Approximately one in three mortgage applications are rejected by lenders leaving potential home owners out in the cold. There are a number of different very common reasons for mortgage rejection but essentially they share one feature in common: lack of preparation by the borrower. You are less likely to be rejected if you know what the basic requirements are by doing your mortgage homework in advance.

Ensuring you can comply with the most common criteria demanded by lenders is the obvious way to avoid rejection. If you understand the most common reasons for mortgage rejection it will assist your home owning goal.

1. Often borrowers are rejected simply because they apply to borrow too much money on a mortgage. The home they aspire to is beyond their means to realistically afford. This can be avoided by looking for properties which are within an affordable price range for your current circumstances. There is always the option of moving up the mortgage ladder as your career progresses.

2. Your credit score is a vital consideration and those with low scores will be rejected. There is the option of seeking a mortgage loan from a sub prime lender but these carry high interest rates. It is more advisable to take the time to improve your credit score in advance of applying. The higher your score the better chance of securing a mortgage with a lower interest rate. Check your credit reports at least six months prior to applying so you can rectify your score.

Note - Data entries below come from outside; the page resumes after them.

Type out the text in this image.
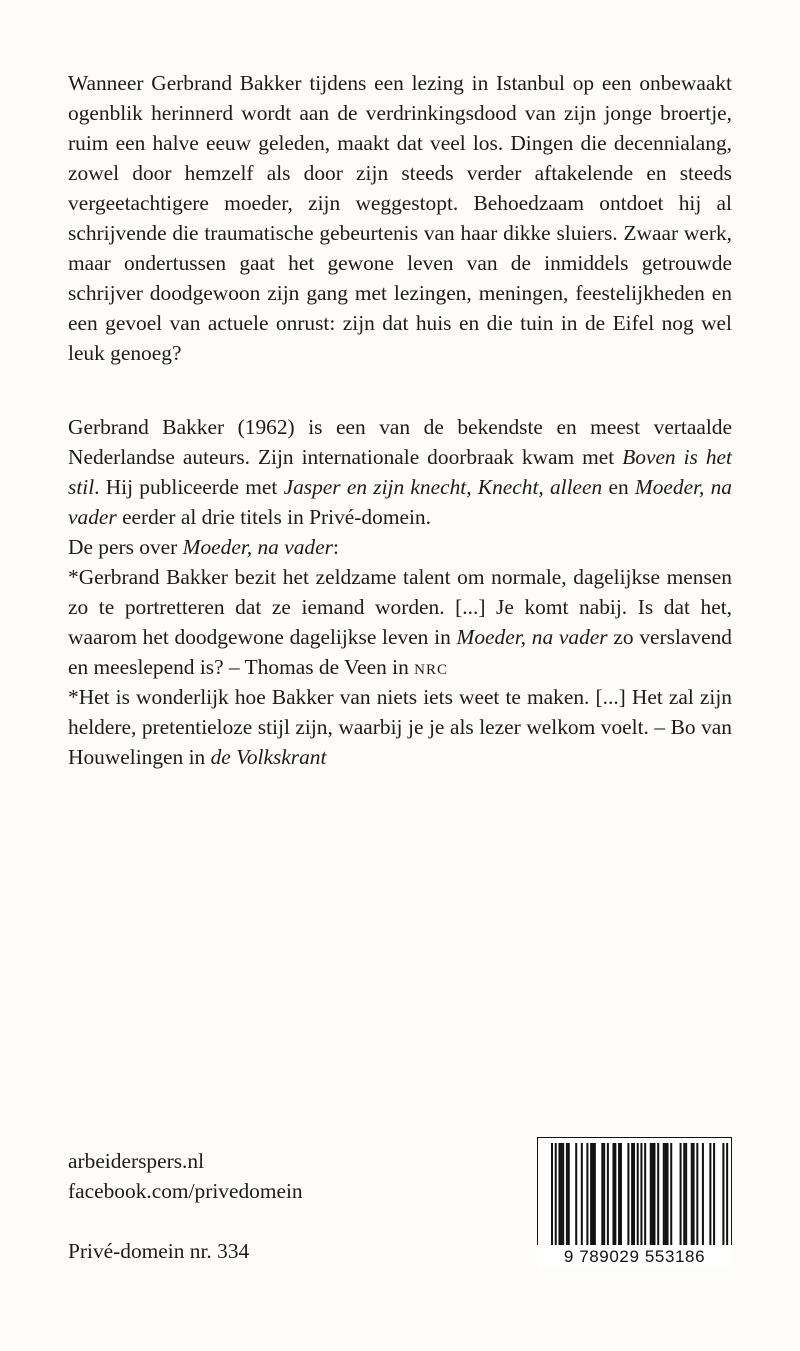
Wanneer Gerbrand Bakker tijdens een lezing in Istanbul op een onbewaakt ogenblik herinnerd wordt aan de verdrinkingsdood van zijn jonge broertje, ruim een halve eeuw geleden, maakt dat veel los. Dingen die decennialang, zowel door hemzelf als door zijn steeds verder aftakelende en steeds vergeetachtigere moeder, zijn weggestopt. Behoedzaam ontdoet hij al schrijvende die traumatische gebeurtenis van haar dikke sluiers. Zwaar werk, maar ondertussen gaat het gewone leven van de inmiddels getrouwde schrijver doodgewoon zijn gang met lezingen, meningen, feestelijkheden en een gevoel van actuele onrust: zijn dat huis en die tuin in de Eifel nog wel leuk genoeg?

Gerbrand Bakker (1962) is een van de bekendste en meest vertaalde Nederlandse auteurs. Zijn internationale doorbraak kwam met Boven is het stil. Hij publiceerde met Jasper en zijn knecht, Knecht, alleen en Moeder, na vader eerder al drie titels in Privé-domein.

De pers over Moeder, na vader:
*Gerbrand Bakker bezit het zeldzame talent om normale, dagelijkse mensen zo te portretteren dat ze iemand worden. [...] Je komt nabij. Is dat het, waarom het doodgewone dagelijkse leven in Moeder, na vader zo verslavend en meeslepend is? – Thomas de Veen in nrc
*Het is wonderlijk hoe Bakker van niets iets weet te maken. [...] Het zal zijn heldere, pretentieloze stijl zijn, waarbij je je als lezer welkom voelt. – Bo van Houwelingen in de Volkskrant
arbeiderspers.nl
facebook.com/privedomein
Privé-domein nr. 334	9 789029 553186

3. Having too much debt will not make you a good prospect as lenders assess you. If they see a high level of debt already held then the mortgage is just a further debt to take on. Ensure that you pay down as much debt as you can before applying to ensure a low debt to credit ratio.

4. Not having a decent down payment will lend more chance of rejection. Lenders have tightened their practices and the ideal down payment is 20%, though lenders will consider 10%. However it will cost you more as any down payment less than 20% will result in private mortgage insurance being added to the loan. It is possible to obtain mortgages with lower down payments from the Federal Housing Association. The best way to achieve a substantial down payment is to start saving early.

5. Not showing a steady employment history will work against you too. Ideally lenders want those who have been employed in one position for two years which demonstrates stability. An employment history within the same field is a plus. Being self employed can make it more difficult to obtain a mortgage.

These are the most common reasons why potential borrowers face rejection from mortgage lenders but it is possible to improve your chances by working on each area in advance. Being prepared is the best way to avoid disappointment and if you do match this criterion you are less likely to face difficulties with managing your mortgage.